Excerpts from http://www.jewishworldreview.com/0906/pipes092706.php3

The violence by Muslims responding to comments by the pope fit a pattern that has been building and accelerating since 1989. Six times since then, Westerners did or said something that triggered death threats and violence in the Muslim world. Looking at them in the aggregate offers useful insights.

1989 — Salman Rushdie’s novel, The Satanic Verses prompted Ayatollah Khomeini to issue a death edict against him and his publishers, on the grounds that the book “is against Islam, the Prophet, and the Qur’an.”

Subsequent rioting led to over 20 deaths, mostly in India.

1997 — The U.S. Supreme Court refused to remove a 1930s frieze showing Muhammad as lawgiver that decorates the main court chamber; the Council on American-Islamic Relations made an issue of this, leading to riots and injuries in India.

2002 — The American Evangelical leader Jerry Falwell called Muhammad a “terrorist,” leading to church burnings and at least 10 deaths in India.

2005 — An incorrect story in Newsweek, reporting that American interrogators at Guantánamo Bay, “in an attempt to rattle suspects, flushed a Qur’an down a toilet,” was picked up by the famous Pakistani cricketer, Imran Khan, and prompted protests around the Muslim world, leading to at least 15 deaths.

February 2006 — The Danish newspaper Jyllands-Posten published twelve cartoons of Muhammad, spurring a Palestinian imam in Copenhagen, Ahmed Abdel Rahman Abu Laban, to excite Muslim opinion against the Danish government. He succeeded so well, hundreds died, mostly in Nigeria.

September 2006 — Pope Benedict XVI quoted a Byzantine emperor’s views that what is new in Islam is “evil and inhuman,” prompting the firebombing of churches and the murder of several Christians.

Incidents started in Europe (Rushdie, Danish cartoons, Pope Benedict) have grown much larger than those based in the United States (Supreme Court, Jerry Falwell, Koran flushing), reflecting the greater efficacy of Islamist aggression against Europeans than against Americans.

The extent of the violence is even more unpredictable — one could not anticipate the cartoons causing the most fatalities and the pope’s quote the fewest. And why so much violence in India?

These incidents also spotlight a total lack of reciprocity by Muslims. The Saudi government bans Bibles, crosses, and Stars of David, while Muslims routinely publish disgusting cartoons of Jews.

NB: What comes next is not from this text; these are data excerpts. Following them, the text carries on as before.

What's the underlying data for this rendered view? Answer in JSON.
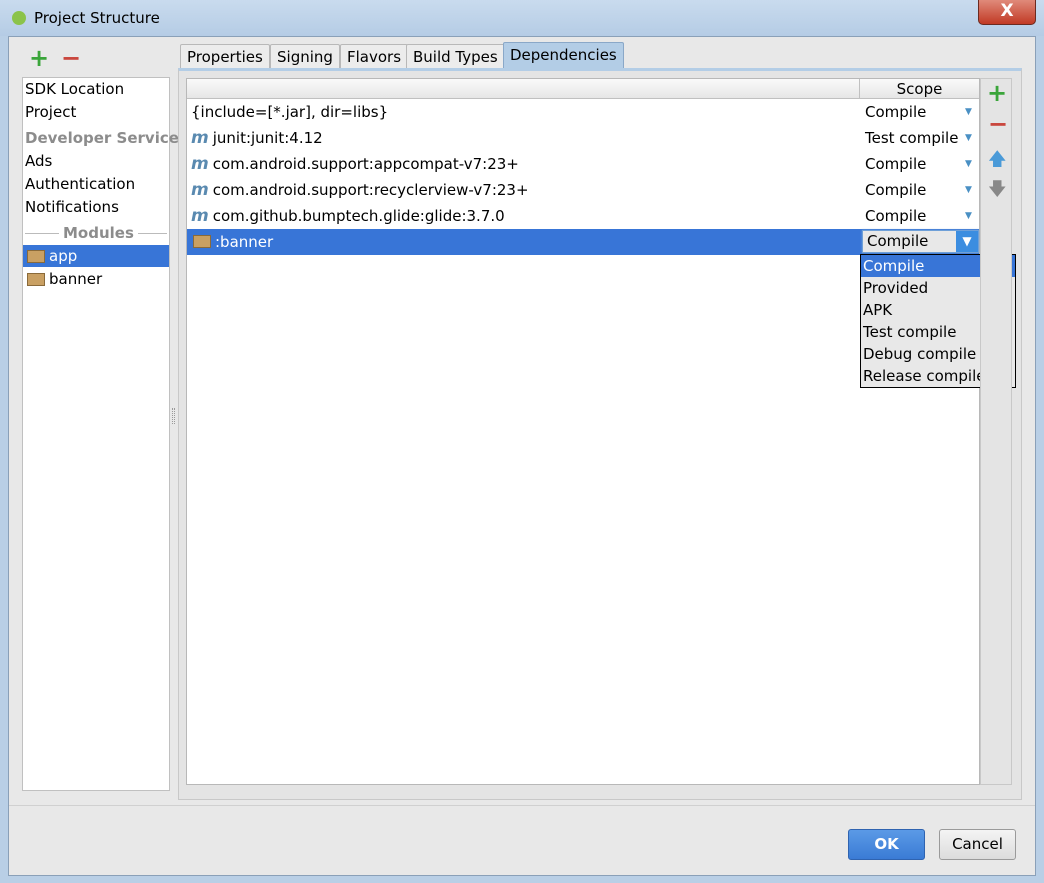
{
  "window": {
    "title": "Project Structure",
    "close": "X"
  },
  "left": {
    "add": "+",
    "remove": "−",
    "items": [
      "SDK Location",
      "Project"
    ],
    "dev_header": "Developer Services",
    "dev_items": [
      "Ads",
      "Authentication",
      "Notifications"
    ],
    "modules_header": "Modules",
    "modules": [
      "app",
      "banner"
    ]
  },
  "tabs": [
    "Properties",
    "Signing",
    "Flavors",
    "Build Types",
    "Dependencies"
  ],
  "table": {
    "scope_header": "Scope",
    "rows": [
      {
        "name": "{include=[*.jar], dir=libs}",
        "scope": "Compile",
        "icon": "none"
      },
      {
        "name": "junit:junit:4.12",
        "scope": "Test compile",
        "icon": "maven"
      },
      {
        "name": "com.android.support:appcompat-v7:23+",
        "scope": "Compile",
        "icon": "maven"
      },
      {
        "name": "com.android.support:recyclerview-v7:23+",
        "scope": "Compile",
        "icon": "maven"
      },
      {
        "name": "com.github.bumptech.glide:glide:3.7.0",
        "scope": "Compile",
        "icon": "maven"
      },
      {
        "name": ":banner",
        "scope": "Compile",
        "icon": "module"
      }
    ]
  },
  "scope_options": [
    "Compile",
    "Provided",
    "APK",
    "Test compile",
    "Debug compile",
    "Release compile"
  ],
  "buttons": {
    "ok": "OK",
    "cancel": "Cancel"
  },
  "colors": {
    "selection": "#3875d7",
    "add": "#3aa53a",
    "remove": "#c9463d"
  }
}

No conspiracy lies behind these six rounds of inflammation and aggression, but examined in retrospect, they coalesce and form a single, prolonged campaign of intimidation, with more sure to come. The basic message — “You Westerners no longer have the privilege to say what you will about Islam, the Prophet, and the Qur’an, Islamic law rules you too” — will return again and again until Westerners either do submit or Muslims realize their effort has failed.